Art blog ARTchipel has been covering an interesting artist today whose works are woodblock prints based on video stills, retaining the scan-line effect:
Christiane Baumgartner’s work deals with the convergence of speed and standstill. Her choosen format is monumental monochrome woodcut taken from her own video stills. She combines the earliest and the latest reproduction processes: woodcut and video. Speed and the passage of time are recurring themes throughout her work. The notion of ‘time’ is also embodied in her artistic process, which involves the lengthy and painstaking medium of handmade woodcut, with all its inaccuracies and mistakes.
You can see more of the blog’s coverage of the artist at ARTchipel here
New Arem limited edition release is record sleeve packaging with handmade printed QR Code poster … with no physical record inside. From Creative Review:
The latest release from musician Stay+ comes in a record sleeve-size package that contains no music format whatsoever. Instead, the highly limited transparent acrylic sleeves contain a foldout, 50inch QR code screen print that leads the buyer to a download page online…
Each sleeve is made from 4mm transparent acrylic made to the same size and template as a standard 12” card record sleeve - even the fold over flaps.
Inside, the folded QR code insert is printed on specially manufactured newsprint, made to size.
Over at Arem’s website, you can see a video of how each piece of packaging was made:
Made on a giant inexact industrial printer (it can turn turn greytones into yellow), and printed onto a form of upvc canvas that could be the hoarding that covered a Doges Palace in scale and durability, Anders Clausen’s ‘Color Picker’ works draw on computer software icons, desktop imagery, emoticons, found imagery and Photoshop toolbars in their variously ‘collaged’ and pristine arrangements. Back to Illich for a moment, and his conviction that he needs to find a framework for evaluating man’s relation to his tools, “Neither a dictatorial proletariat nor a leisure mass can escape the dominion of constantly expanding industrial tools.” And Debord’s earlier notion that being is replaced by ‘having’, which is then replaced by appearing. Clausen asserts a bold relationship with the myriad personal, leisure, business, creative, practical or emotional fragments and essential tools for navigating through the desktop, on which we build our avatars, and acknowledges that they come through pre-existing material, images and texts. Copied and doctored.
Dark Roasted Blend provides some history and great photos on the subject of early Japanese (and Asia) printing:
Craft letterpress companies are experiencing a revival in recent times, and nowhere it is more evident than in Japan. Most of you will be familiar with the ancient Chinese and Japanese art of woodblock printing, but masterpieces created with wood and metal movable type are somewhat lesser known, although they show craftsmanship and attention to detail similar to fine woodblock prints.
The first movable type and printing presses were invented in Asia, not Europe.

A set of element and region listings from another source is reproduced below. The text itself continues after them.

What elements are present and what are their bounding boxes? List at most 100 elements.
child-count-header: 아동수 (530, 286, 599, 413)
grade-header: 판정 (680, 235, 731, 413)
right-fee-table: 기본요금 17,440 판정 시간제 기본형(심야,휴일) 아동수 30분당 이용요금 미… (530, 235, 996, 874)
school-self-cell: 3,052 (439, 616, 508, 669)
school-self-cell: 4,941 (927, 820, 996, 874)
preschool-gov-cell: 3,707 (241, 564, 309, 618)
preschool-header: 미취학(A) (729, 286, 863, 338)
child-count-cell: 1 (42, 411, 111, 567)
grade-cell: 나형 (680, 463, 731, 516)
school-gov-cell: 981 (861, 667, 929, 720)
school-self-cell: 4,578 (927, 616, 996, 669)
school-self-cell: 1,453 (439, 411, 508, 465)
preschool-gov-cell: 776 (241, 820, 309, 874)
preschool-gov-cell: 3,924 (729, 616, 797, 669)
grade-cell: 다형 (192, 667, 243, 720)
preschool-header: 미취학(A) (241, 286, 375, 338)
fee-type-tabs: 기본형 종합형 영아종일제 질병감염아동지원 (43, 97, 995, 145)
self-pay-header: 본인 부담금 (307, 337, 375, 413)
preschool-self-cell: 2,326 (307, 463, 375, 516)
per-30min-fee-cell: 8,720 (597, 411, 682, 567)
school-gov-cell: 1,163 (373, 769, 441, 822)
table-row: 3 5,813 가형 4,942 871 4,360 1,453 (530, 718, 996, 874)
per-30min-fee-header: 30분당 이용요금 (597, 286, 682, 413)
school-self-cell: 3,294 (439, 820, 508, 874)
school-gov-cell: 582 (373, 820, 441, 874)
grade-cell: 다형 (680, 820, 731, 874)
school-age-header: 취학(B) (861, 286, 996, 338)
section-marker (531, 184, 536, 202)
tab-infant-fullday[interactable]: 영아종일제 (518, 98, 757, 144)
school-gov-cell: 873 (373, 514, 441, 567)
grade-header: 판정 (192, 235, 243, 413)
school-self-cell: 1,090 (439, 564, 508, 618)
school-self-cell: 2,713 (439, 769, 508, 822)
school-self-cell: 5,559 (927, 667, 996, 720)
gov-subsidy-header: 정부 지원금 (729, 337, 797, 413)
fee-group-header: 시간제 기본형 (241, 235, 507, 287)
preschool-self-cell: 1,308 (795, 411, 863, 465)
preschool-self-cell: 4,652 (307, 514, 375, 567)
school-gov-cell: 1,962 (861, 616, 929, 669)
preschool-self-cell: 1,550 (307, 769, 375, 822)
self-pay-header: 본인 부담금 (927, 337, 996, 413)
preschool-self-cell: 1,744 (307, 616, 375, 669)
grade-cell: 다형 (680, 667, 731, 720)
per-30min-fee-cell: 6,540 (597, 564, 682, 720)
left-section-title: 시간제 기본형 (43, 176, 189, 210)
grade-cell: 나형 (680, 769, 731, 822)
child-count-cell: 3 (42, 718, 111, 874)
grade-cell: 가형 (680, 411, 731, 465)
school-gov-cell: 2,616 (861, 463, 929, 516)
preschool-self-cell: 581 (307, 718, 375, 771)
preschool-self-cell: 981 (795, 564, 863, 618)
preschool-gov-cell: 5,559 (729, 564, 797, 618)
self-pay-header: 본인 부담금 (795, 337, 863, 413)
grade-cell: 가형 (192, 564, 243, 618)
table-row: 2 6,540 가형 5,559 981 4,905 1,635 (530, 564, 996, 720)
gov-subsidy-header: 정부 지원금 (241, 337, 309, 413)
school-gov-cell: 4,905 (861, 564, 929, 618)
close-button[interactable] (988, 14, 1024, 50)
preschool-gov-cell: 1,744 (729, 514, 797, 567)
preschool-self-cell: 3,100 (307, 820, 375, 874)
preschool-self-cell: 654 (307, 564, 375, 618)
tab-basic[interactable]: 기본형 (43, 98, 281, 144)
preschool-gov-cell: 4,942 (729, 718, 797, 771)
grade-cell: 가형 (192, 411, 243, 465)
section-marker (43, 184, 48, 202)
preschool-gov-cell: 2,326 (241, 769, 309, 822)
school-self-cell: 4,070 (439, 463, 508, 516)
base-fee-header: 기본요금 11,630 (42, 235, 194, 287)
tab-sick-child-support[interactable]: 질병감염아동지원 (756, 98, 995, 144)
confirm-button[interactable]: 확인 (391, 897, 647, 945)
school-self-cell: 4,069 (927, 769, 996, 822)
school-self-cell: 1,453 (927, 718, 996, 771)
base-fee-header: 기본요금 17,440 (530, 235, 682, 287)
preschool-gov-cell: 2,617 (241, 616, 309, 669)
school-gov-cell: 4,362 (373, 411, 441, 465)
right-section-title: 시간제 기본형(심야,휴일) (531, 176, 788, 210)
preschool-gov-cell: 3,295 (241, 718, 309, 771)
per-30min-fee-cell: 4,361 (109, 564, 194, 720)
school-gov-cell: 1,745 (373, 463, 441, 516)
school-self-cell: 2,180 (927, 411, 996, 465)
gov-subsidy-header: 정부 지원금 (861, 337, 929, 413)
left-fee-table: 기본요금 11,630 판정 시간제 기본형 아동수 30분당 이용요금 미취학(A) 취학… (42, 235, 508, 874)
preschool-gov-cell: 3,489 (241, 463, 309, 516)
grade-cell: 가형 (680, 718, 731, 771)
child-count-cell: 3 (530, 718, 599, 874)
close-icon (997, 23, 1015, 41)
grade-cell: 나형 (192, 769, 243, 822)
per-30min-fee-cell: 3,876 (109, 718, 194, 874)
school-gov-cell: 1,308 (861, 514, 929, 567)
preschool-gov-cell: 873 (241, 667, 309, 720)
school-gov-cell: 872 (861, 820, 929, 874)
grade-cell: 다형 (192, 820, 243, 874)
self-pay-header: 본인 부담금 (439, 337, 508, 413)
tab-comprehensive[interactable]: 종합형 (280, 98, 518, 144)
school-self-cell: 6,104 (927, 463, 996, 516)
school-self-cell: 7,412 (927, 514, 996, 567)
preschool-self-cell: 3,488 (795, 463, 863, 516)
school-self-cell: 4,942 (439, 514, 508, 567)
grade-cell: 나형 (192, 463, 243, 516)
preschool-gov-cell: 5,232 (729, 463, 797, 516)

…but their development stalled because of the extreme complexity and sheer number of Chinese and Korean characters (the same problem that the Asian cultures faced with the transition to typewriters and the internet). We can thank the simplicity of Western alphabets for the rapid development and adoption of the printed word in Europe, which quickly lead to the Renaissance and further advances in culture and education.
It is a widespread misconception that Johannes Gutenberg created the first movable type system and the printing press, around 1450 A.D. It’s true, Gutenberg was the first to make his movable type from a certain alloy of lead, tin, and antimony (which was more efficient than iron, used in Asia) - but movable type itself was originally invented in China around 1040 A.D. by Bi Seng (during the Song Dynasty). The new system was badly needed to replace the labor-intensive woodblock printing technique, where a single wooden block was carved to represent a single page.